ついに300mほど離れたヤセ尾根の頂上にクマが現れた。その100m下にもう一頭が斜面を登ってくる。どちらのクマも越冬中に体の脂肪を使いつくし、黒光りする皮がたるんで、ぶよんぶよんと走っている。
「まるでクマのアパートだんべ」
ふつうマタギは猟の間は寡黙を通すが、隣りにいたマタギは珍しく愛想がよい。マチバ(射手)が鉄砲を撃ち始めた。だが転ぶクマはおらず、右往左往して走り回っている。結局、夕方までに5頭のクマが追い出されたのに、一頭も収穫がなかった。マタギたちは、見たことがないほどしょげ返っていた。
「今日は厄日だ、街で祝儀(結婚式)があったがらな」
と嘆いた。
四月の終わりに、打当(うつとう)マタギたちと彼らの最大の猟場である岩井ノ又沢でのクマ狩りに行った。

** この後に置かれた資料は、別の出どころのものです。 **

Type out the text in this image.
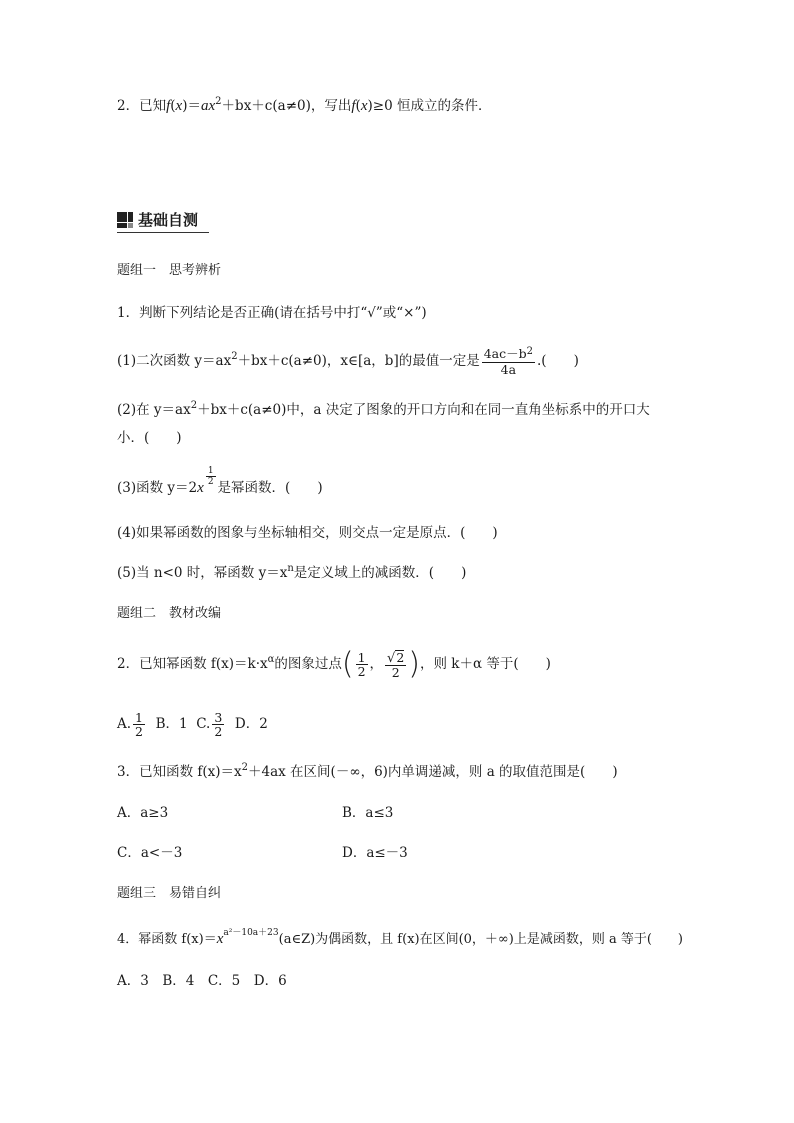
2．已知$f(x)=ax^2+bx+c(a\ne 0)$，写出f(x)≥0 恒成立的条件．
基础自测
题组一　思考辨析
1．判断下列结论是否正确(请在括号中打“√”或“×”)
(1)二次函数 $y=ax^2+bx+c(a\ne 0)$，x∈[a，b]的最值一定是 $\frac{4ac-b^2}{4a}$ .(　　)
(2)在 $y=ax^2+bx+c(a\ne 0)$中，a 决定了图象的开口方向和在同一直角坐标系中的开口大
小．(　　)
(3)函数 y＝2x
$\frac{1}{2}$
是幂函数．(　　)
(4)如果幂函数的图象与坐标轴相交，则交点一定是原点．(　　)
(5)当 n<0 时，幂函数 $y=x^n$是定义域上的减函数．(　　)
题组二　教材改编
2．已知幂函数 $f(x)=k\cdot x^\alpha$的图象过点( $\frac{1}{2}$ ， $\frac{√2}{2}$ )，则 k＋α 等于(　　)
A. $\frac{1}{2}$ B．1 C. $\frac{3}{2}$ D．2
3．已知函数 $f(x)=x^2+4ax$ 在区间(－∞，6)内单调递减，则 a 的取值范围是(　　)
A．a≥3	B．a≤3
C．a<－3	D．a≤－3
题组三　易错自纠
4．幂函数 $f(x)=x^{a^2-10a+23}(a\in Z)$为偶函数，且 f(x)在区间(0，＋∞)上是减函数，则 a 等于(　　)
A．3　B．4　C．5　D．6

10時20分。ズッバーンと銃声が響いた。シカリ(頭領)が追い出されたクマを撃ったのだ。クマは猛然と振りかぶり、自分の腰のあたりにかみついた。クマは打撃を受けた箇所にかみつく習性があるのだ。腰はすでに血で赤く染まっている。やがてくるくると赤い円を描きながら、斜面を滑り落ちていった。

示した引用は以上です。